The next post is "A Beginner's Guide To Formatting Dates In SQL". This is from the blog.panoply.io. It's a very simple post, talking about timestamps, years, how to store certain dates, converting dates into a string, extracting certain parts of a date as well as truncating to certain parts of a date. So if you're interested in learning more about the date-time functions in PostgreSQL, definitely a blog post to check out.
The next post is "PostGIS 3.0.0". This is from postgis.net So now that PostgreSQL 12 has been fully released, they have released PostGIS 3.0.0. So if you're interested in this, definitely a blog post and a project to check out.

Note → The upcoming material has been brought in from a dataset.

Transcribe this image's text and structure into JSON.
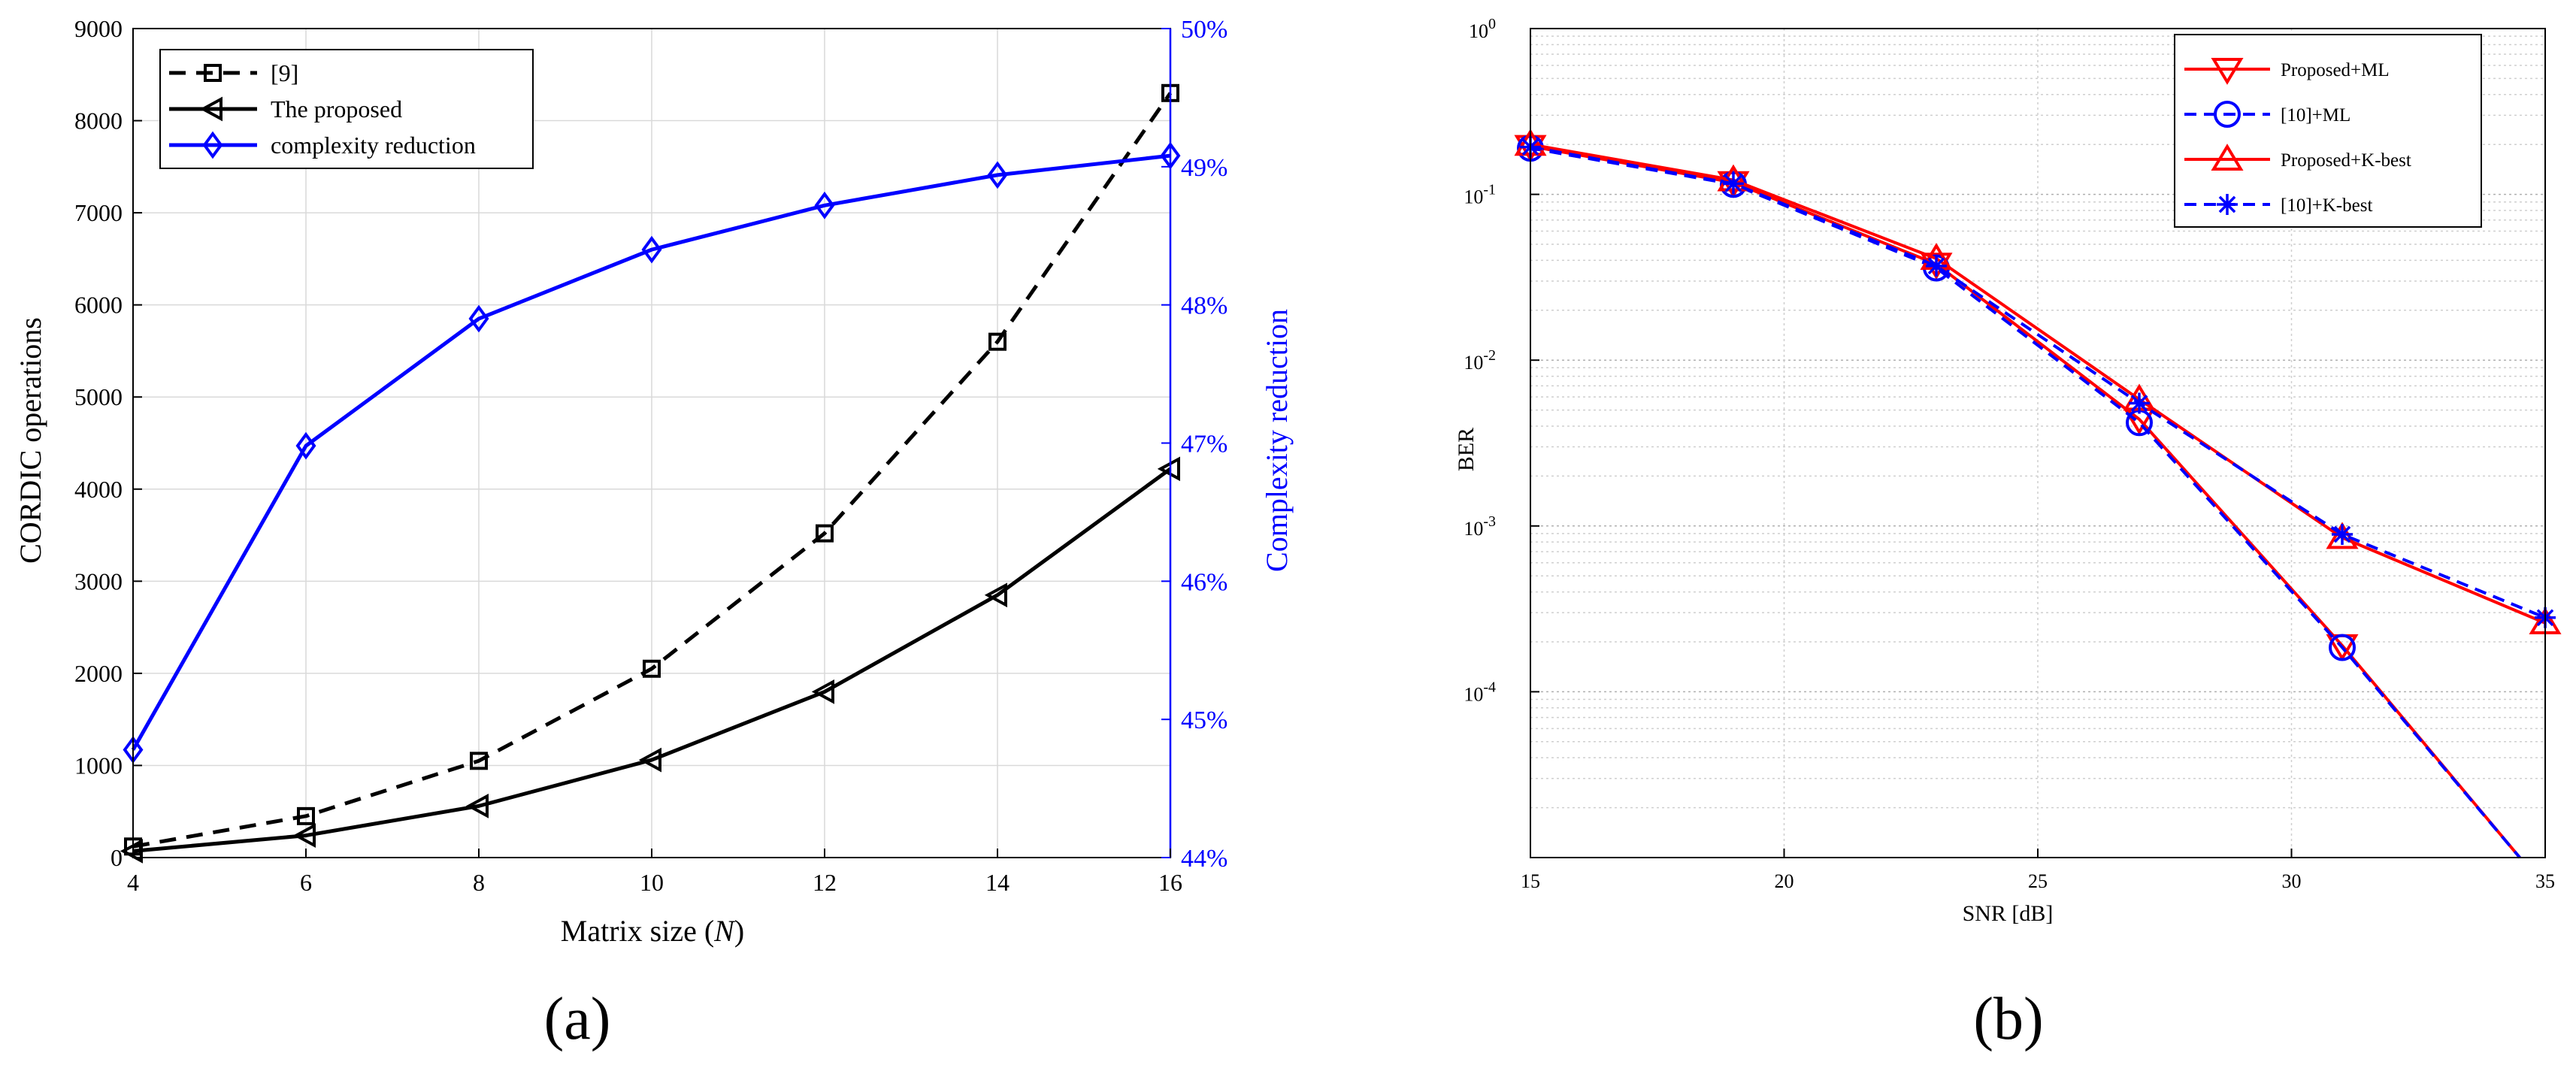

The next series of posts are a little bit older, but they're talking about a text search of Postgres. The first post is "Using PostgreSQL to Create an Efficient Search Engine". They talk about comparing the different ways you want to do a search. So for example, if you're looking for a prefix in a fuzzy query, you can use a B-tree index. Here's how you can specify your searches. If you're looking for a suffix and fuzzy query, you can do your searches this way using the reverse column expression and a b tree index. If you want to do a prefix and or suffix and a fuzzy query, you can use the pg_trgm extension and gin indexes, or you can use gin and RUM indexes for full-text search. This post goes into a very comprehensive discussion of full text searching in general, how to break apart different words, defining search, syntax, sorting algorithms, and other types of information. So if you want to get more information about text searching in Postgres, definitely a post to check out.
Follow-up posts that are related to it are "The RUM index and Full-Text Search Using PostgreSQL". This does a comparison of using storing data as an array or in a text field and using a gen index or a rum index and see how the performance changes with different types of queries.
The next post in the series is "Using the Built-In and Custom Ranking Algorithms of PostgreSQL for Full-Text Searches". So this goes into ranking algorithms using a tsvector or using a multidimensional array.
Then the last post is "Term Frequency Statistics in PostgreSQL Full-Text Searches". So how frequent or infrequent a particular term appears in a series of texts. So if you're interested in these types of Postgres, definitely ones to check out.